Parents tell their children to be kind and loving. The Book instructs us to love one another and that God created us in his own image, but that advice is only applicable to his own kind or the white race.

'Scourged back' of Peter or Gordon (~1863)
The former slave whose photo was
circulated by the Abolitionist Movement
during the American Civil War.


150 years moving forward, are we any wiser? I do not think so. Our wisdom remains skin-deep. We continue beyond one's colour and justify our evil deeds with the selective interpretation of the Book. Despite all these, we are told to stay hopeful and be the change for better things to come.

To appease the woke generation, films like these reinforce the idea that continued racial persecution is the primary reason for the discrepancy in living standards of blacks in America 150 years on. Academicians like Thomas Sowell continue denying this postulate. He vehemently stresses that affirmative action only produces a weak generation.

As a history student at the primary school level, what I grasped from my school books was that people from the North felt terrible for the slaves and wanted to free them. How naive?

In reality, it was all about economics. Abe Lincoln had no undying compassion for the blacks. He had no unending desire to break bread with them or drink with them. He only wanted to free them and pack them off to Africa, maybe Liberia. The South depended heavily on slaves to move their labour-intensive agricultural sectors. Cotton picking and sugarcane production needed much manpower. The South was not willing to surrender their slaves so easily, hence the Civil War.

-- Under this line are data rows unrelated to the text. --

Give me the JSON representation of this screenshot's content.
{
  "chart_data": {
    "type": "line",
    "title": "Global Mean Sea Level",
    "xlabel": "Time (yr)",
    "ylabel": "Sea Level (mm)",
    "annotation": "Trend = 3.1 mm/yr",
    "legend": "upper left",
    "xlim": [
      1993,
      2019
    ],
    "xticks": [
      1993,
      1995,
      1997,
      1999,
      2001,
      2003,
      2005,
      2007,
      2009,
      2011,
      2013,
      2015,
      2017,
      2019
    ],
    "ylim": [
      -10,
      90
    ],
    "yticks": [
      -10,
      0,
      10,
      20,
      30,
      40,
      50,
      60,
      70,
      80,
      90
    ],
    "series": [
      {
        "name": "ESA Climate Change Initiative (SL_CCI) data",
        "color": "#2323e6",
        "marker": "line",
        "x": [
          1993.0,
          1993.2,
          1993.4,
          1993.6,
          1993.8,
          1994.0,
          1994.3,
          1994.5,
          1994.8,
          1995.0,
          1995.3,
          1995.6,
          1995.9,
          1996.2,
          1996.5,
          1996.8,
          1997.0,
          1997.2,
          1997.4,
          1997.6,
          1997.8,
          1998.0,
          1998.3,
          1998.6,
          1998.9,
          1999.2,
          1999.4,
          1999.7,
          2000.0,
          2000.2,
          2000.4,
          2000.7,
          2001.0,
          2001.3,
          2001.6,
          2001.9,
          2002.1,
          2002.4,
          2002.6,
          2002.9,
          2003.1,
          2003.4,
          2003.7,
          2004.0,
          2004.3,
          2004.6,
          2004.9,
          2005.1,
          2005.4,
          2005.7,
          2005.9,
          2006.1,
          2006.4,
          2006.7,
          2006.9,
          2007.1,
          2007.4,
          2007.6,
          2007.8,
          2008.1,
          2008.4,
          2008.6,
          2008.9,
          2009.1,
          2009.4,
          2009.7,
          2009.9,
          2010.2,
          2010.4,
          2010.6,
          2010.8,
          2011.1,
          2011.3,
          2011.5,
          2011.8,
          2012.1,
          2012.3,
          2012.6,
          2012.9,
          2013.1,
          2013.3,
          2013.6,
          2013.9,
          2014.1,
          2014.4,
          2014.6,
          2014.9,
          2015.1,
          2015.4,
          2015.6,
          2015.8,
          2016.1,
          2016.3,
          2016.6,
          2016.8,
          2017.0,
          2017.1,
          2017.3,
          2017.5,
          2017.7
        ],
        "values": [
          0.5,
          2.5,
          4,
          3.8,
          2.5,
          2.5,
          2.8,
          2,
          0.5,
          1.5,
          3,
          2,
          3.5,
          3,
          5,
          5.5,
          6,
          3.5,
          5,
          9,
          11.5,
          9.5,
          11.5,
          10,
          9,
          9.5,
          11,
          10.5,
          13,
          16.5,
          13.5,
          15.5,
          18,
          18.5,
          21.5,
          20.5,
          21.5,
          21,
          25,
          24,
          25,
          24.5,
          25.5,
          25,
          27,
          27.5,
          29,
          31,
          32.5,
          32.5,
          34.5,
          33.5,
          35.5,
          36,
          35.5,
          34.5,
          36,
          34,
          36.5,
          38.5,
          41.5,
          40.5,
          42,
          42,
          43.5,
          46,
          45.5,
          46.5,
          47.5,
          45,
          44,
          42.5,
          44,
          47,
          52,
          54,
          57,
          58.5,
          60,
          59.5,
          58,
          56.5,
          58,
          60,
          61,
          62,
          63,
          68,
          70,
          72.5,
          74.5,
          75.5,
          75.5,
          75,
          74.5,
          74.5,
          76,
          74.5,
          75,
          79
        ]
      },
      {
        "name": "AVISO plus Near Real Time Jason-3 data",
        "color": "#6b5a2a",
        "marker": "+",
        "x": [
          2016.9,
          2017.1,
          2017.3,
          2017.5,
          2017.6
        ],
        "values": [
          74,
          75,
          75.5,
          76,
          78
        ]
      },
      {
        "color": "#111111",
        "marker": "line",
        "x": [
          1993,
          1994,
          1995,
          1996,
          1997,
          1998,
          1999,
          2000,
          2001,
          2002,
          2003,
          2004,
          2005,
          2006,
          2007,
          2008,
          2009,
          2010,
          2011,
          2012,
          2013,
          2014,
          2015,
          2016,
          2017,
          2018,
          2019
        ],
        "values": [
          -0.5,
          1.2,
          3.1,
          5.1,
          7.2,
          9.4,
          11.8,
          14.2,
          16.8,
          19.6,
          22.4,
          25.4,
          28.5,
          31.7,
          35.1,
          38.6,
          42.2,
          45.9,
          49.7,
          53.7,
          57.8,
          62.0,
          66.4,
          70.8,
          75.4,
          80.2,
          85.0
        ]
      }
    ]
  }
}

Unfortunately, even though The Emancipation Bill was passed, the former slaves were ill-prepared to withstand the pressures the Bill brought. Lincoln was assassinated. The blacks had the power but not the ability to partake in deciding their fate. Then came the Ku Klax Klan and their hooded witch-hunts. Jim Crow laws ensued. All these measures did nothing to their well-being. 
The movie revolves around Peter's escapades as he escapes from the clutches of slavery to the grasp of the guard dog, the jaws of the swamp crocodile, and the end of the barrel of the gun. He was finally rescued by the Union Soldiers and lived to tell his account of his misadventure.